Engineering junior Kevin Conley, who has been working on the project almost since its inception, brought the first generation of AutoPlug to completion — and recognition. Last year, the work of the AutoPlug team was recognized both at Penn and at the 2010 World Embedded Software Competition in Korea.

According to Conley, his work on the project has created a “platform [that] communicates with the car itself to get data about all the electronics in the car.” These electronics include everything from air conditioning to power steering. And with AutoPlug installed, this information is available to any Wi-Fi device.

Although this first generation of AutoPlug is complete, a senior design team is continuing exploration into its applications.
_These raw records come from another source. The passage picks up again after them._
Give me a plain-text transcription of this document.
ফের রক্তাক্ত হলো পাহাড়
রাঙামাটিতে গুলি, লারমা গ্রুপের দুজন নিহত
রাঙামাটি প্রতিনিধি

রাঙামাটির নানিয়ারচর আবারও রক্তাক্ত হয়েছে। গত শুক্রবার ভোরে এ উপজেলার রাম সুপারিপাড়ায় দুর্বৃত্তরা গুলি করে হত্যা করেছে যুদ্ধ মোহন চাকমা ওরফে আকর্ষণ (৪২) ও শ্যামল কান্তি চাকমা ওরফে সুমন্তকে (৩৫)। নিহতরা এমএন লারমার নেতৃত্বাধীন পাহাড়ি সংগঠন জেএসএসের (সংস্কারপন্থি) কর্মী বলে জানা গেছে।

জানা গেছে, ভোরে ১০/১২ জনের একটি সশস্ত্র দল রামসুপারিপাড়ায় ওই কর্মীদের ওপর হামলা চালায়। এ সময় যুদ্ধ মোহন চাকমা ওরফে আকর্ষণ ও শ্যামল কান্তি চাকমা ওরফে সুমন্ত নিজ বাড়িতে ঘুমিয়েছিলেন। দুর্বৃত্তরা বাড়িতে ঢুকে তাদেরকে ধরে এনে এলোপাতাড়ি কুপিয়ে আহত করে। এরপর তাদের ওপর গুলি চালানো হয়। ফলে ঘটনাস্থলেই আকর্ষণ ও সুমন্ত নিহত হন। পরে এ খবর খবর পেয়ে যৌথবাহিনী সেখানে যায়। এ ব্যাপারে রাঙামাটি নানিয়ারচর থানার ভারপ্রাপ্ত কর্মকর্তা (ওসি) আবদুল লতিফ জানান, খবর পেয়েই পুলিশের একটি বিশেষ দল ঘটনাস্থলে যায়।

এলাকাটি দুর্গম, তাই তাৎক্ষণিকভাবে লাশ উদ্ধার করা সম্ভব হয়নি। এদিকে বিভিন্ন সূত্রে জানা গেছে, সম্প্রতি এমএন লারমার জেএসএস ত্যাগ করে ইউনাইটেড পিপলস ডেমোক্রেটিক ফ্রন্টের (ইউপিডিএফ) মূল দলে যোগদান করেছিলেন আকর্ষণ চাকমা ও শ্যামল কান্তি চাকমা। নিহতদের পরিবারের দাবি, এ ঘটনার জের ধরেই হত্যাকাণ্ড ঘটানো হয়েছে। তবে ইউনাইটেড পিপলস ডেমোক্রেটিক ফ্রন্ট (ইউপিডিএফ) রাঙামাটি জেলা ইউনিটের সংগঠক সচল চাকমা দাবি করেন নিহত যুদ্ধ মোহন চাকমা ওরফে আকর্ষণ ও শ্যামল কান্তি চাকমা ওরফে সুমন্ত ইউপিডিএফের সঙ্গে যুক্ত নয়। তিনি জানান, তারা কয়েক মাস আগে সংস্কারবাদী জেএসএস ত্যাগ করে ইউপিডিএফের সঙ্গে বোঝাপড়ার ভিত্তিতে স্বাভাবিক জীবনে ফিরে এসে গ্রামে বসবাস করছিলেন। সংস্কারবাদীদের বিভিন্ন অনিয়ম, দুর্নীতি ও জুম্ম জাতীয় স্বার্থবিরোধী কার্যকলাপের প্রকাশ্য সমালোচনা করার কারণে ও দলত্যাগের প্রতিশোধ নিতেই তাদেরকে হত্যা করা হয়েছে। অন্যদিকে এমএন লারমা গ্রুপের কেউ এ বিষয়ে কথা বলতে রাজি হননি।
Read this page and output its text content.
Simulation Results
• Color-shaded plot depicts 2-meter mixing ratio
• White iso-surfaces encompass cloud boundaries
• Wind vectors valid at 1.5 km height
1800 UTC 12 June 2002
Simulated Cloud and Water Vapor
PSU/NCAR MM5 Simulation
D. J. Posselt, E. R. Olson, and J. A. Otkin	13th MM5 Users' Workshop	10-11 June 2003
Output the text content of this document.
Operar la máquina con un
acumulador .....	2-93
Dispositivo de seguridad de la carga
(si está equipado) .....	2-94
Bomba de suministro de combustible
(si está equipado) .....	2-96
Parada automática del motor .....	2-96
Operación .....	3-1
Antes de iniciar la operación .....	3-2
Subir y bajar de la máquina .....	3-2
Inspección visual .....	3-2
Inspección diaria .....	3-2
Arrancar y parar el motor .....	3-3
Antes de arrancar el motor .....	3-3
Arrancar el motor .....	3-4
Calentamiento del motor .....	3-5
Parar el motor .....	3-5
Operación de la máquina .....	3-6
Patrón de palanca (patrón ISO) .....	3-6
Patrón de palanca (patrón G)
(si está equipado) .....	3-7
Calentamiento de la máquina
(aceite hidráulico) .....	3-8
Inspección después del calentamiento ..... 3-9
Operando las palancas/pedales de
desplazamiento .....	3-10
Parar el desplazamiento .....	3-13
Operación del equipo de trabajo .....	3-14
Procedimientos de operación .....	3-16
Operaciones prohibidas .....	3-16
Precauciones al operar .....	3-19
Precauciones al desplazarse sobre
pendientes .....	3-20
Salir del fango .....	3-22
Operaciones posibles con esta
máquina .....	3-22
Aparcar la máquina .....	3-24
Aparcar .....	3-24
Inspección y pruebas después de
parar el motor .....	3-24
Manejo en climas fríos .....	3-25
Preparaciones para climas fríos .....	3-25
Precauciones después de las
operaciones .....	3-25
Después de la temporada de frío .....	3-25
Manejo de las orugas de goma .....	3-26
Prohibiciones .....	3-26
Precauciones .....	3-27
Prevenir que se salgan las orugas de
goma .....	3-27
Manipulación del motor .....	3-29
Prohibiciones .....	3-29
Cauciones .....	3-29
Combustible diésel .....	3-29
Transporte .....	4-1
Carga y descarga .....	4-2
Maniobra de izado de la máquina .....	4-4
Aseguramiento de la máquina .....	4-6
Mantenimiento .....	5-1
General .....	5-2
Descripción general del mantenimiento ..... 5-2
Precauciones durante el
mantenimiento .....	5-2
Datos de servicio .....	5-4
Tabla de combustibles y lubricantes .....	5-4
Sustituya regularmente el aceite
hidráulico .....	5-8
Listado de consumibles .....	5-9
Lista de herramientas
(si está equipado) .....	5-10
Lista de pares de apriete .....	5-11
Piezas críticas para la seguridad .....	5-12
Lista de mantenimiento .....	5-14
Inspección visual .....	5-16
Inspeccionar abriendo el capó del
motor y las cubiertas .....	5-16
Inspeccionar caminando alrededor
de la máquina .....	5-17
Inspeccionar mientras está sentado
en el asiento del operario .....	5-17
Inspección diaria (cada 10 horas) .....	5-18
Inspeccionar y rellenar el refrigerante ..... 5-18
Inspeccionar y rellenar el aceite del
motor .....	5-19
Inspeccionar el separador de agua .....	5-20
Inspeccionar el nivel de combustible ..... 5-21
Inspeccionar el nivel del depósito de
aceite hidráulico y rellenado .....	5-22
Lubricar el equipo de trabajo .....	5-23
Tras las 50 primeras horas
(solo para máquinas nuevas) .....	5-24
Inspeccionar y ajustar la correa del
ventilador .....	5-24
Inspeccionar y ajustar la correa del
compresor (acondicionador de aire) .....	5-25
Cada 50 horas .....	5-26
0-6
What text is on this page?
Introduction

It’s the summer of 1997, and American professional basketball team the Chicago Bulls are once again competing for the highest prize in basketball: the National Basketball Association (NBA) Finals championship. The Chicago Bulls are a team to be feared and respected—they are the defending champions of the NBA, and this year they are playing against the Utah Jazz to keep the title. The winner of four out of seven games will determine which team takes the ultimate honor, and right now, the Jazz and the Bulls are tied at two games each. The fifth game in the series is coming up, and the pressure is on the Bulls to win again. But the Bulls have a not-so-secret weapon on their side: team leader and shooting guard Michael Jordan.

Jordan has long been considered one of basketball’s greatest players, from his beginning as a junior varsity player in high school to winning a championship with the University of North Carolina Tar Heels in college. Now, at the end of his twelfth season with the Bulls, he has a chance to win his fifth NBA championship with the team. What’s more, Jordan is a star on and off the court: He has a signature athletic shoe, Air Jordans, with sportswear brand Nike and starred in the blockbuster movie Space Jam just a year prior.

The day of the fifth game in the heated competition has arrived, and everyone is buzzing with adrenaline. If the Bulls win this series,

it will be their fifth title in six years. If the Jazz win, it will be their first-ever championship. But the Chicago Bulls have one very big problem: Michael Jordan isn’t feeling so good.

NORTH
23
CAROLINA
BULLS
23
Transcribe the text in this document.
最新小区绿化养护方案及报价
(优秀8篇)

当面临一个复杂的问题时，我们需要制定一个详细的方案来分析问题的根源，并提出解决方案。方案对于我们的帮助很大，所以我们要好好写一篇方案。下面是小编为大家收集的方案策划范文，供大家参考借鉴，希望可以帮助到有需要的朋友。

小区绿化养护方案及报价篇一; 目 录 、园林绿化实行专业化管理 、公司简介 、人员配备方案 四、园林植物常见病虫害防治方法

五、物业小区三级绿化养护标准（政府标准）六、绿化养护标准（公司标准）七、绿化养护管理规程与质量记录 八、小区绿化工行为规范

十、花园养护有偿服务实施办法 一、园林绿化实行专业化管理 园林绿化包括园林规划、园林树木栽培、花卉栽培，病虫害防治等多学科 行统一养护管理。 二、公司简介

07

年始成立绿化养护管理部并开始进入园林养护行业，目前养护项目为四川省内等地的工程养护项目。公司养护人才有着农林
They are working to adapt AutoPlug so that it can warn users about possible problems such as low oil or deflating tires.

It can also allow manufacturers to avoid recalls by remotely diagnosing and upgrading car software, said Gabe Torres, a member of the senior design team and Engineering senior.

Within the car, around 70 processes are controlled by software, Mangharam said. Last year, about 20 million recalls were made, the majority of which were due to electrical problems.

In many instances the physical movements made by the driver are not directly converted into electrical messages. When these systems malfunction, drivers may lose control or skid on the road, and recalls become necessary.

However, AutoPlug could change the car industry by detecting and removing bugs in the car’s system, making recalls avoidable.

And the upgradable, safer, smarter car might be a product consumers can expect in the near future.

AutoPlug is “not just a concept, not just a theoretical application, but actually something that could be used in a year’s time,” Torres said.